The comedian Bo Burnham was asked, in the Comedians’ Comedian podcast, if certain subjects were ever off-limits. Not really, was his reply, you just have to be a very good comedian to deal with them – in the same way that only expert sushi chefs can prepare pufferfish, relying on specialist tools and years of practice to remove the poisonous liver.
I’ve often thought about this throwaway metaphor, as it is much better than he possibly realised: yes, good fugu chefs cut out the poison, but, tradition goes, the truly great ones leave the smallest trace of tetrodotoxin, giving their customers a rather thrilling tingle on the tongue. That little tingle on the tongue is, for some, almost a definition of comedy.
And comedians don’t always get it right. Sometimes that’s because they aren’t good enough, like the six foolhardy Japanese fishermen who die each year after preparing their own pufferfish; more often it is because they have misjudged the audience, or the audience has misjudged them.
I once did an Edinburgh show about feminism – it was a few years ago, before “male feminist comedian” had become shorthand for “sex pest” – and had a joke that always got a big laugh, from an audience largely made up of feminists. I have done exactly the same joke in a 20-minute club set and had women get so angry they’ve pelted me with popcorn. The words were the same; only the context was different. (I still have no idea what made the difference – was it the sophistication, or pseudo-sophistication, of the audience in Edinburgh? Or the fact that, at that point in the Edinburgh show, I’d already done ten minutes of feminist material? Or were they simply not drunk?)

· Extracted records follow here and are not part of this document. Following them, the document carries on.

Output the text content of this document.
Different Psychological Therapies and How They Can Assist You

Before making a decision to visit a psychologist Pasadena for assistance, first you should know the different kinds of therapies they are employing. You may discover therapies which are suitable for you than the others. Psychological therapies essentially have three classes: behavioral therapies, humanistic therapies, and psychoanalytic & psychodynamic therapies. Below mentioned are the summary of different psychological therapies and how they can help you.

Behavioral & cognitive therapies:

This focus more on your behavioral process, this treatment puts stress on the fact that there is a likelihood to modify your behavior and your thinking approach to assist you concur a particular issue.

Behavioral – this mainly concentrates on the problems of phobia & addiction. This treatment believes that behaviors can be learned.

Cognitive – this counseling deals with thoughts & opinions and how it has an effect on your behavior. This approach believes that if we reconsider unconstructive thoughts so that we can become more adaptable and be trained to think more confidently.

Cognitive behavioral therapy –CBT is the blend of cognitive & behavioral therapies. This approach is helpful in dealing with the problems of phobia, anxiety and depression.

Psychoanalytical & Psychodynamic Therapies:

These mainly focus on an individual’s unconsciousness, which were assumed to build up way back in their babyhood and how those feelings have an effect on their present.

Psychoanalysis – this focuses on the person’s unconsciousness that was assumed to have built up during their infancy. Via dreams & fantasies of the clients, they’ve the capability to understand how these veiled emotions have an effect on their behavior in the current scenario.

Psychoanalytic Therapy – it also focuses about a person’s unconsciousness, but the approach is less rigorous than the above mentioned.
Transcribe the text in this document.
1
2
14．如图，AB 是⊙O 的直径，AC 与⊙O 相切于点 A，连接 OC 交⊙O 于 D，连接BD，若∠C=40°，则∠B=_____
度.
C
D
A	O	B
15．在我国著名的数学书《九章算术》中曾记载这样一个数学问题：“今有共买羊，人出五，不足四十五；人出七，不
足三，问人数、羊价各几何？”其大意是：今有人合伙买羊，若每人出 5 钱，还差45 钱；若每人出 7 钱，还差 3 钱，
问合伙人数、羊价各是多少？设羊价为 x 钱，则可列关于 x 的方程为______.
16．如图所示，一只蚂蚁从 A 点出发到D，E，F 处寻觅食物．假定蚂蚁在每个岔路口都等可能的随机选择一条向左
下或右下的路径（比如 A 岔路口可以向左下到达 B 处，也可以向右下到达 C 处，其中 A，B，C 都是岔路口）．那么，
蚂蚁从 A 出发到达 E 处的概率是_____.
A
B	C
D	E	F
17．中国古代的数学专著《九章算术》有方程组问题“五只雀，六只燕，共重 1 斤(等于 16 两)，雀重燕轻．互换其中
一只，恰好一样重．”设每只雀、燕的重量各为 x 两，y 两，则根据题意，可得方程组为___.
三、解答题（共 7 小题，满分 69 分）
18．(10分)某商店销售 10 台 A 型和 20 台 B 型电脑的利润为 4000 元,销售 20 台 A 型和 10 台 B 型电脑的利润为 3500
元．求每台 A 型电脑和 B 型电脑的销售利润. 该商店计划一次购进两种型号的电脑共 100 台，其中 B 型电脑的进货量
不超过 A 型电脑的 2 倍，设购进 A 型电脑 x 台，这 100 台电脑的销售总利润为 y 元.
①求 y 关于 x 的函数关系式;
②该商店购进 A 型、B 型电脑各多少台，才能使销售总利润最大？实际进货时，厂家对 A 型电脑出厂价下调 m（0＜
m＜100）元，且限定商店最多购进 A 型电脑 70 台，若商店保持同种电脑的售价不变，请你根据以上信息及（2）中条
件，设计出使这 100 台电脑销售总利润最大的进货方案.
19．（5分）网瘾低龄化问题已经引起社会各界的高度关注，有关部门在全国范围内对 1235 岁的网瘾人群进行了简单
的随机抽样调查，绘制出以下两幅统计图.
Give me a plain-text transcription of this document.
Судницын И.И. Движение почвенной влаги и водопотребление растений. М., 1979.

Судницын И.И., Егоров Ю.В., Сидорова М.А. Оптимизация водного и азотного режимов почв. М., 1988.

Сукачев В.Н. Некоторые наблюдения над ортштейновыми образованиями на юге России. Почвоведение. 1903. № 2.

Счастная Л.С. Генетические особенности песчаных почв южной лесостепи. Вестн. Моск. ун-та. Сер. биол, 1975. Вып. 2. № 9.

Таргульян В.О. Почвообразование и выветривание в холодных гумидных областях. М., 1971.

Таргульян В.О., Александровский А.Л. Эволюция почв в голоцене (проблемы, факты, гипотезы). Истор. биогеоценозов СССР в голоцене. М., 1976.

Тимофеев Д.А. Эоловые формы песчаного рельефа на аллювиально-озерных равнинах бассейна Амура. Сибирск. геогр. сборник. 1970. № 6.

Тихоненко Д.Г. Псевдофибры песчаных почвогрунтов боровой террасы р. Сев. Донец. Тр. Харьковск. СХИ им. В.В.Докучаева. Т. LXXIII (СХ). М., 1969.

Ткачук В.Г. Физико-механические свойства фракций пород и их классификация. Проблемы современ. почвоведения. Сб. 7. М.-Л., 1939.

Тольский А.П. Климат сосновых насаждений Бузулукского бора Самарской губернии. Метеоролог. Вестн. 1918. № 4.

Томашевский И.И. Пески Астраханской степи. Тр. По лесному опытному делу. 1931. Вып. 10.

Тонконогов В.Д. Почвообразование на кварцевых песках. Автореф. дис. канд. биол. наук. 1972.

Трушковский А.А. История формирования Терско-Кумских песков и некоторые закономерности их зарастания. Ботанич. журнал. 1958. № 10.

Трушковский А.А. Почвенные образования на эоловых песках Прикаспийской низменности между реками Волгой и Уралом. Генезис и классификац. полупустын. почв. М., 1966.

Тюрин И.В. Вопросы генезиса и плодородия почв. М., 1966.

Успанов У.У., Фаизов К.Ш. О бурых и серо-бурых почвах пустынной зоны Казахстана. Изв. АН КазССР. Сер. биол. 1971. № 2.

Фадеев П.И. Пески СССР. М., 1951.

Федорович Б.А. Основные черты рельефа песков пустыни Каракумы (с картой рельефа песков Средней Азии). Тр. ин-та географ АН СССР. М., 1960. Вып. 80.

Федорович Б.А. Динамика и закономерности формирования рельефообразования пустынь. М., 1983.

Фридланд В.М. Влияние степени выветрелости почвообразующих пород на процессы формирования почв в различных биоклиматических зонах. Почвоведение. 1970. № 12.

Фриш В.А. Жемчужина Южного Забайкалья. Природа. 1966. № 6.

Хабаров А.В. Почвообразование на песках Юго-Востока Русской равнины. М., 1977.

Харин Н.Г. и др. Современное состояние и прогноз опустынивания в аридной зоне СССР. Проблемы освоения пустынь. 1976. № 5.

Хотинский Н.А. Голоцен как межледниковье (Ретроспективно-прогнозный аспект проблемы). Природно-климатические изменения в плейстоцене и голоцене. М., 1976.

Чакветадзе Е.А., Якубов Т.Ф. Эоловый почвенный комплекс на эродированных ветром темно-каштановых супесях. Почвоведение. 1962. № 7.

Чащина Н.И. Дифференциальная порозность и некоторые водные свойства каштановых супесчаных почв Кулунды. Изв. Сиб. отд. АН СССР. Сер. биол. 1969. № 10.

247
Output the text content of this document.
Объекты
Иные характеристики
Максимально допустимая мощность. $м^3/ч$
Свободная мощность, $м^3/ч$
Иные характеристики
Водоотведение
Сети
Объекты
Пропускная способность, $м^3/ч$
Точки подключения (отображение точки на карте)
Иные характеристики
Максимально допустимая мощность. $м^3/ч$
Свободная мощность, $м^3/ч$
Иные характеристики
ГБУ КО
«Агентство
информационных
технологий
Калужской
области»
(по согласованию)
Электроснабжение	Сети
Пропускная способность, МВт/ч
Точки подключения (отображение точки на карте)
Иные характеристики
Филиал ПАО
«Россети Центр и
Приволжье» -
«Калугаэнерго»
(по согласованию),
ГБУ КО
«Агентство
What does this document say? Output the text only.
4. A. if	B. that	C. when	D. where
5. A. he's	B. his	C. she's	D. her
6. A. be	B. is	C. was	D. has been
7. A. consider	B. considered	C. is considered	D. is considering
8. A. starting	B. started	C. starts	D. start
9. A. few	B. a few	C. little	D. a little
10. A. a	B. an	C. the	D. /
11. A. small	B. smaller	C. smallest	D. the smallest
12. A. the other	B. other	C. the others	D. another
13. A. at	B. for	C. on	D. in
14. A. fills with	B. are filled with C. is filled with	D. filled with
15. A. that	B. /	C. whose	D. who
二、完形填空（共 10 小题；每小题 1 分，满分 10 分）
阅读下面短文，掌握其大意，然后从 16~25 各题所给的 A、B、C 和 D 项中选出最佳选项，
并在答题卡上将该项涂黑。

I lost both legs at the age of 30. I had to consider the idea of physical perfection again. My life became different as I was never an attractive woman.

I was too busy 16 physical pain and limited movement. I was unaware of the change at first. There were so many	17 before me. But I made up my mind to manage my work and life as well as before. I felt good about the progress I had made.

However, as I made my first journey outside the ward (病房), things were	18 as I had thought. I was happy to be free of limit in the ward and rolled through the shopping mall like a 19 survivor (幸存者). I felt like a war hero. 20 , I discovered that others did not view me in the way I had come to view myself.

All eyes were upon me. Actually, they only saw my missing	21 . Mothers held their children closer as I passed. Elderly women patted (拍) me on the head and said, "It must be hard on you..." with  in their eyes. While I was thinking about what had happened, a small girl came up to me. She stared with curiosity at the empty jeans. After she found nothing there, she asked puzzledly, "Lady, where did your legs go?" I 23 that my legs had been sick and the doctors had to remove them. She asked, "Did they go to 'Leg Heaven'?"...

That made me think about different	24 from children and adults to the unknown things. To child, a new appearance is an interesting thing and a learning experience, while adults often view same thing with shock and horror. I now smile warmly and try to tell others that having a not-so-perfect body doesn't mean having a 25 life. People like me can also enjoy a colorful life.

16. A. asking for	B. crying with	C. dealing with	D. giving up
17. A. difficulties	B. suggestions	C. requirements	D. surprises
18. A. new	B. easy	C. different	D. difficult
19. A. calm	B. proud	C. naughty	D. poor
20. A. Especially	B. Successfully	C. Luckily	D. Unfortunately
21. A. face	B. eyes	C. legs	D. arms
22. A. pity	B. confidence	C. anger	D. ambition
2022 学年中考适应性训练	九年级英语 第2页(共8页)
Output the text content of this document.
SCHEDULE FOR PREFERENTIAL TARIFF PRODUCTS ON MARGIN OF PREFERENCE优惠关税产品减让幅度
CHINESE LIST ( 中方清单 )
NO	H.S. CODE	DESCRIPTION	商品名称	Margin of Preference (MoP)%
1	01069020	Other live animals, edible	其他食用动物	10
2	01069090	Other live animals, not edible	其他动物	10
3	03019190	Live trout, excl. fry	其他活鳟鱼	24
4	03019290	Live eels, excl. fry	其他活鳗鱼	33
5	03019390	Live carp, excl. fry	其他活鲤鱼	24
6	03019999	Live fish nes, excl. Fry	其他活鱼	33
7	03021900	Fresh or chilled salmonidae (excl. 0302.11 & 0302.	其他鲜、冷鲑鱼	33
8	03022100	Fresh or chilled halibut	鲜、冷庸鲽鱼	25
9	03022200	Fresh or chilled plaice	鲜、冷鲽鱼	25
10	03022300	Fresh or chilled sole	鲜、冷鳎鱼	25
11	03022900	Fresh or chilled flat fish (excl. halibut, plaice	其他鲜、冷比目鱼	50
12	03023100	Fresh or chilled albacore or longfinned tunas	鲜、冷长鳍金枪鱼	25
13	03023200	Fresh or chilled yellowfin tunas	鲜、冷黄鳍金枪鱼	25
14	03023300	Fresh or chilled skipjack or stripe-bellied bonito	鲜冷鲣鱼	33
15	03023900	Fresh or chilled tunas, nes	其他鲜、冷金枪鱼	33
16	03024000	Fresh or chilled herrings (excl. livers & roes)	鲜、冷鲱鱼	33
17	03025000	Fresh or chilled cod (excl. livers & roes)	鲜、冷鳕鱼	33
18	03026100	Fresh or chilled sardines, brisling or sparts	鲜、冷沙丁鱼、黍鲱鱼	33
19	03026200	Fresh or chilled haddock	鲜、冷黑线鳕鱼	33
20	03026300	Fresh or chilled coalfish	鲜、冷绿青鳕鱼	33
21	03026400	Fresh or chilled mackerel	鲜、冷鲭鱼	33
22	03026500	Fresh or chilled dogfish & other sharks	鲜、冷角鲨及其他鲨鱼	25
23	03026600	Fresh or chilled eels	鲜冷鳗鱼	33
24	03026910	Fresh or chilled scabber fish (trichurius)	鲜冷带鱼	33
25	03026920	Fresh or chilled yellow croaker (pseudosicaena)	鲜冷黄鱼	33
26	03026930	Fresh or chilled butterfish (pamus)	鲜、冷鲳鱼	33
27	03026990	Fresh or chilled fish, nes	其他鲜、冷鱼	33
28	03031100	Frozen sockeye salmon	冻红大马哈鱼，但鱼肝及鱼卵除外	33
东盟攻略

But the great thing about live stand-up is that one can recalibrate instantly, one can read how the audience is reacting and adjust one’s set accordingly – that is the skill, and the joy. As Robin Ince puts it in his new book, I’m a Joke, “If the line between the acceptable and the offensive was straight and solid, there would be no fun in toying with it.”
Last week, though, a comedian called Konstantin Kisin received a contract and a lot of publicity: a student gig had asked him to sign up to a policy of no-tolerance towards “Racism, sexism, classism, ageism, ableism, homophobia, biphobia, transphobia, xenophobia, Islamophobia or anti-religion or anti-atheism”. It went on to say that these subjects could be discussed, “But it must be done in a respectable and non-abusive way” – that is to say, with the poison removed.